O Estudo sobre Desenvolvimento Embrionário resume estimativas segundo as quais os embriões crescem apenas cerca de 10 a 17 milímetros por mês. Disto derivou-se um possível período de gestação de até três anos e meio; outros cálculos giram em torno de um a dois anos. Como o acasalamento, a gravidez precoce e o parto raramente são observados diretamente no fundo do mar, a estimativa máxima extrema não deve ser representada como uma duração medida com precisão.
As fêmeas maduras crescem maiores que os machos. A combinação de maturidade sexual tardia, ninhadas pequenas e desenvolvimento embrionário longo limita o número de descendentes. Para o crescimento populacional, não é apenas o número de animais capturados que é crucial, mas também se existem fêmeas grávidas grandes ou animais jovens provenientes de áreas de reprodução espacialmente limitadas.
Indícios de nascimentos em águas neozelandesas
A versão preliminar do estudo regional inclui dados biológicos de 32 animais. O comprimento total estimado na maturidade sexual é de 164–173 cm nas fêmeas e 124–132 cm nos machos. Recém-nascidos e fêmeas que tinham dado à luz sugerem que ocorrem nascimentos em águas neozelandesas, sem confirmar uma área de berçário. A utilização das profundidades também varia com o tamanho e o sexo.
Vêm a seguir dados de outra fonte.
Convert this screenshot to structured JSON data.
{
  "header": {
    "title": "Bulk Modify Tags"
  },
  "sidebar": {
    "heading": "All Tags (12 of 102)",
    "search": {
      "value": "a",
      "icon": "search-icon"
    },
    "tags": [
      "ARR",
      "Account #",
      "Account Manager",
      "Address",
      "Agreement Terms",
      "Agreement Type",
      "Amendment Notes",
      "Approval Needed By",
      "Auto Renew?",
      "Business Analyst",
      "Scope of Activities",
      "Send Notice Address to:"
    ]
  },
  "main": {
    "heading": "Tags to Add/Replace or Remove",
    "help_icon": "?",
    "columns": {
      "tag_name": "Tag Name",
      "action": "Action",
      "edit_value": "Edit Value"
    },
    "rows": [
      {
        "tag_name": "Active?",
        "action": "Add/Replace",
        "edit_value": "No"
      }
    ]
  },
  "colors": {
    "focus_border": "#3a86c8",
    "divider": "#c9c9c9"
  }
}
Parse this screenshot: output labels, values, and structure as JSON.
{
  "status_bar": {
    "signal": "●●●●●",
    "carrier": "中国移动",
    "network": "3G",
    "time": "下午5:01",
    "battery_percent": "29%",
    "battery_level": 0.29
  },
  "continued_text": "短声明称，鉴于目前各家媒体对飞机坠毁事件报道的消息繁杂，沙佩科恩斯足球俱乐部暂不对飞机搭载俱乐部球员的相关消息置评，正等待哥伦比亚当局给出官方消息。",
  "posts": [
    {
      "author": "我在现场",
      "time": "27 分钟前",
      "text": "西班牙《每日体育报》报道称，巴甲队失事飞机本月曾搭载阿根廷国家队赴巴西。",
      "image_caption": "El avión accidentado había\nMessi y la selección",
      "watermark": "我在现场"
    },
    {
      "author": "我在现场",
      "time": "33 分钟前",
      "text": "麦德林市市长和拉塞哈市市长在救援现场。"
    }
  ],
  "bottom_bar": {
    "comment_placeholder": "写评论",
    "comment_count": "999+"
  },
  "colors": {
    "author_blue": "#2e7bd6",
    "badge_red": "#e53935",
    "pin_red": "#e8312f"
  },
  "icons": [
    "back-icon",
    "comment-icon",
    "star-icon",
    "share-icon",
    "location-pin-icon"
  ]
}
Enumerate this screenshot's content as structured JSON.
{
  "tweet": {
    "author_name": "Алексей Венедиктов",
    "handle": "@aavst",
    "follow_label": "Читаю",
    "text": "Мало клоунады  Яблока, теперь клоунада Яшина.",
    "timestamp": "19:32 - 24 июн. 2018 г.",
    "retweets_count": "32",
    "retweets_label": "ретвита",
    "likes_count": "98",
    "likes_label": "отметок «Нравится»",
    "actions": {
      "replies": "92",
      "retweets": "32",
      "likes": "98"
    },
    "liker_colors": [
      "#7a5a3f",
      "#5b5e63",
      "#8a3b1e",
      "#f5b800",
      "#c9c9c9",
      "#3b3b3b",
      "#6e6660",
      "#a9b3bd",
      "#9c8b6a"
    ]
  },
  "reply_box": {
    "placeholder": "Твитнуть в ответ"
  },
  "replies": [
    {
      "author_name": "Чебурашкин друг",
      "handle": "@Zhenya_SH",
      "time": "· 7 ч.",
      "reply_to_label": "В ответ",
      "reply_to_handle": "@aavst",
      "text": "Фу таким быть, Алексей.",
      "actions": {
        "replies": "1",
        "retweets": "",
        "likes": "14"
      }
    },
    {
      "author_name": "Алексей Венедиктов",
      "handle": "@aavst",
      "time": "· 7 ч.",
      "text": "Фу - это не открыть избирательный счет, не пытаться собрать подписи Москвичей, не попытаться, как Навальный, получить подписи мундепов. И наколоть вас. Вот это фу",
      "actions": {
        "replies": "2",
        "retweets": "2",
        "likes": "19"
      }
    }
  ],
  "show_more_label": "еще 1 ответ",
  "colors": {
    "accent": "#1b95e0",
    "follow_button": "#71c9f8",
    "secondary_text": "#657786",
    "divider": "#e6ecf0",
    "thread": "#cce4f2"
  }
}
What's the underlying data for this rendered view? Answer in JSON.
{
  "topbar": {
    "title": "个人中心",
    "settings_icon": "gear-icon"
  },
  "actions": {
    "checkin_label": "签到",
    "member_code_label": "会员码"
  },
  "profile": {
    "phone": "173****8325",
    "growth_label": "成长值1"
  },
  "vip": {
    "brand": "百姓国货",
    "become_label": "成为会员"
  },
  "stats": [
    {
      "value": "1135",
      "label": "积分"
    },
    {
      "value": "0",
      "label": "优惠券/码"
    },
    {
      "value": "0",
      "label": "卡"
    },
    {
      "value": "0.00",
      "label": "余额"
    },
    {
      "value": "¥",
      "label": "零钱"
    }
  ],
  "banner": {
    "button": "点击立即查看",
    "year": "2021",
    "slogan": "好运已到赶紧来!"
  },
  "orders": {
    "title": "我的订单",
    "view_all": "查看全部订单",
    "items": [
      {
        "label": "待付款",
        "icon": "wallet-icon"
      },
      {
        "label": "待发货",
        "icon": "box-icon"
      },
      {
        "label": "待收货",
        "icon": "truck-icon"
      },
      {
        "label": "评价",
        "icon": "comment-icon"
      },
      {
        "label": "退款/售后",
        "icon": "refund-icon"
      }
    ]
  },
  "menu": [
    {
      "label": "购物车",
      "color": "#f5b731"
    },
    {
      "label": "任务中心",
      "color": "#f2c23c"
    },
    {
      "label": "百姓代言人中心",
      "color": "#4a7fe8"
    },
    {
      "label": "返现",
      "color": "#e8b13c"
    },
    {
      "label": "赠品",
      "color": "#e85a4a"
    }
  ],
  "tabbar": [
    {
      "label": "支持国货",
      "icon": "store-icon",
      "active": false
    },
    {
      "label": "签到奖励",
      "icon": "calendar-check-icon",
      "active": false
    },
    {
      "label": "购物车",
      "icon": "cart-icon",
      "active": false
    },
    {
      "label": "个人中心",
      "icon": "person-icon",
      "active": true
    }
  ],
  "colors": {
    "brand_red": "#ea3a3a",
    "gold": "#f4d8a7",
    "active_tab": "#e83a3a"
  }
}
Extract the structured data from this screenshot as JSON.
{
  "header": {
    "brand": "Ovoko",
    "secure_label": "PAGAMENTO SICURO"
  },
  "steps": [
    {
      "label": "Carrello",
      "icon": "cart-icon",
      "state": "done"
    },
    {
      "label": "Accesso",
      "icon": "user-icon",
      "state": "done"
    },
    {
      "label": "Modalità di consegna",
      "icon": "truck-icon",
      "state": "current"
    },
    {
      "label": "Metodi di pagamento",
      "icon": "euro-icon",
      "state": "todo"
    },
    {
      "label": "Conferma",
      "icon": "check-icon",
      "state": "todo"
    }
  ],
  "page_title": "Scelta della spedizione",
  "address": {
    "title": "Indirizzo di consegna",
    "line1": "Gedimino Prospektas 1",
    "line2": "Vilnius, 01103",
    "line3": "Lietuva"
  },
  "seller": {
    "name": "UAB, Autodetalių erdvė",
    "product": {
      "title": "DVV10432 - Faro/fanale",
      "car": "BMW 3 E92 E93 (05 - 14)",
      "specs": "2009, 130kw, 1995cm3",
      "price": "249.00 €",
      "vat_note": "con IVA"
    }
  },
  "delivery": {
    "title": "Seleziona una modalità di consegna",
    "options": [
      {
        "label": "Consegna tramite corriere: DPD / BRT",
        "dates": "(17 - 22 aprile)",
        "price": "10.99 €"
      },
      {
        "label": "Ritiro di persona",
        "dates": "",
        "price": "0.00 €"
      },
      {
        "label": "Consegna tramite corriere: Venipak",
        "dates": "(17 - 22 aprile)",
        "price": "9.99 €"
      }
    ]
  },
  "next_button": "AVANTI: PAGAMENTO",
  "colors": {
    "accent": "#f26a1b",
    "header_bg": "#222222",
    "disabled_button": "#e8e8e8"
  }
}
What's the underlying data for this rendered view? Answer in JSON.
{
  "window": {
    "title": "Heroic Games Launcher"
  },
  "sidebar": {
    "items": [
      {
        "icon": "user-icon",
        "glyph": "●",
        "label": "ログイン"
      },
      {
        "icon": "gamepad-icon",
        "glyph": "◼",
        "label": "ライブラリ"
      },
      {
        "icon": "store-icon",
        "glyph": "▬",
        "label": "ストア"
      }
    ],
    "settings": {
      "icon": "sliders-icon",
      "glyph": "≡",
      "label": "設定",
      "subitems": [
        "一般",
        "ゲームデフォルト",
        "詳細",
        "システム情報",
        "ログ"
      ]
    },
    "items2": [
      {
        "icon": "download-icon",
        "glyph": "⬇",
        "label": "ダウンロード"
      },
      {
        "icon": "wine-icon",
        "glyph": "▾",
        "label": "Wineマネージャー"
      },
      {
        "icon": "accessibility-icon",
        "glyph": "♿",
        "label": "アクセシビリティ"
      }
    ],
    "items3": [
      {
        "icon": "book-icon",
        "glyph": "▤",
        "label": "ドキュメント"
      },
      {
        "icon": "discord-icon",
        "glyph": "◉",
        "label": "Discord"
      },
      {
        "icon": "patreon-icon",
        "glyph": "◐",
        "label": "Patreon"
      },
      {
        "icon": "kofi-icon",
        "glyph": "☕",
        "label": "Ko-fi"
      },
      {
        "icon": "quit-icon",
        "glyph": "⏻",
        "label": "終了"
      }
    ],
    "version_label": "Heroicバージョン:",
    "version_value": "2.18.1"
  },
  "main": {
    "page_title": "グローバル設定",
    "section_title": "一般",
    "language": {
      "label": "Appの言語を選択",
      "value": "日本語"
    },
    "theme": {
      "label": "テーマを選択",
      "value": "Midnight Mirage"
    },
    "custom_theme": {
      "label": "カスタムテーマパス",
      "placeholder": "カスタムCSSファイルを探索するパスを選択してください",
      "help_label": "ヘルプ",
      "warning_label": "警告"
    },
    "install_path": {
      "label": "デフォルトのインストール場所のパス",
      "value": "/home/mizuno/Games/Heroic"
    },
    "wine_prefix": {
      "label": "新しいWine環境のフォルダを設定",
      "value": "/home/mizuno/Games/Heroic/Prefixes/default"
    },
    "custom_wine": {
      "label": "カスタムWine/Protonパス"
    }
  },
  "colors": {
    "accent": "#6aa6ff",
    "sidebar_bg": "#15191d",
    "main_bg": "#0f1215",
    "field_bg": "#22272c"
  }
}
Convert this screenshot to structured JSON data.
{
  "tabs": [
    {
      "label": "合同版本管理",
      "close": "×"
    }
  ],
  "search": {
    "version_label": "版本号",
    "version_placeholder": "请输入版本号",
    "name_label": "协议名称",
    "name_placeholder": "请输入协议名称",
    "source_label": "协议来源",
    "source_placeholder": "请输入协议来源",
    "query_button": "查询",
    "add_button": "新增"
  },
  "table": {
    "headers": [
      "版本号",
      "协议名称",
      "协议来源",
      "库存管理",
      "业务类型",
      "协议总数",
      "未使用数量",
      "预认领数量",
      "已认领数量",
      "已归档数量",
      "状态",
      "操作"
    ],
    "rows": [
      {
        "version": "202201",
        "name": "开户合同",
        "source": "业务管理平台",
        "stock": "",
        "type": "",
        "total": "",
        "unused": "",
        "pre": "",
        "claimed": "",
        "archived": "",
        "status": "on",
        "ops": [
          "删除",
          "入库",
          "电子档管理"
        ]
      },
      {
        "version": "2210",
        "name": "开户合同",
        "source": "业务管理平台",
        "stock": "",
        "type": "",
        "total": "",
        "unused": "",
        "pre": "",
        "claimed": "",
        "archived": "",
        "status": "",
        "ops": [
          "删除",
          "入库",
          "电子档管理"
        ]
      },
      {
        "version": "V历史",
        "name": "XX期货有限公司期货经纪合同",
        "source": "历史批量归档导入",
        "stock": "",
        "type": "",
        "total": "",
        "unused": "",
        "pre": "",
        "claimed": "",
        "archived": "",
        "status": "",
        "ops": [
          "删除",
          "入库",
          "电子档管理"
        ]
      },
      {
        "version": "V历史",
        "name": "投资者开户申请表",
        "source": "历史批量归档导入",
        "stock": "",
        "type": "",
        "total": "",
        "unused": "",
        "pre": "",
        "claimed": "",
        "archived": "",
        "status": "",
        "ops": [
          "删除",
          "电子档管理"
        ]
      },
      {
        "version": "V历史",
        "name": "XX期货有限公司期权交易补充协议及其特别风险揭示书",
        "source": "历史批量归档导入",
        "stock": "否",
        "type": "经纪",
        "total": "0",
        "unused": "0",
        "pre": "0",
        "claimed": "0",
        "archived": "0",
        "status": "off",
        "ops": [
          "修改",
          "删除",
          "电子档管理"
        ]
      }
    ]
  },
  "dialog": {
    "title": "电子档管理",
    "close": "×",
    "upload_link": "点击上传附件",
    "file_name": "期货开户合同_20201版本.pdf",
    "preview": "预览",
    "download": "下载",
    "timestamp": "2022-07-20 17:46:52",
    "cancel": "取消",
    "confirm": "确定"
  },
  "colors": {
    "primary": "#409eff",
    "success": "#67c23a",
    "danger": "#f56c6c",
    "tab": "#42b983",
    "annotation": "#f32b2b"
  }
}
Os poucos dados alimentares identificam tubarões esqualiformes de águas profundas como presas, sem quantificar a sua proporção na dieta total.
Ameaças e estado de conservação
A Lista Vermelha da UICN classifica globalmente o tubarão-cobra como Pouco Preocupante (Least Concern). Essa categoria não significa que a espécie seja insensível à pressão da pesca. Ela considera a área de distribuição total muito ampla, a ausência de uma pescaria dirigida importante e as informações populacionais disponíveis, que continuam incompletas em nível regional.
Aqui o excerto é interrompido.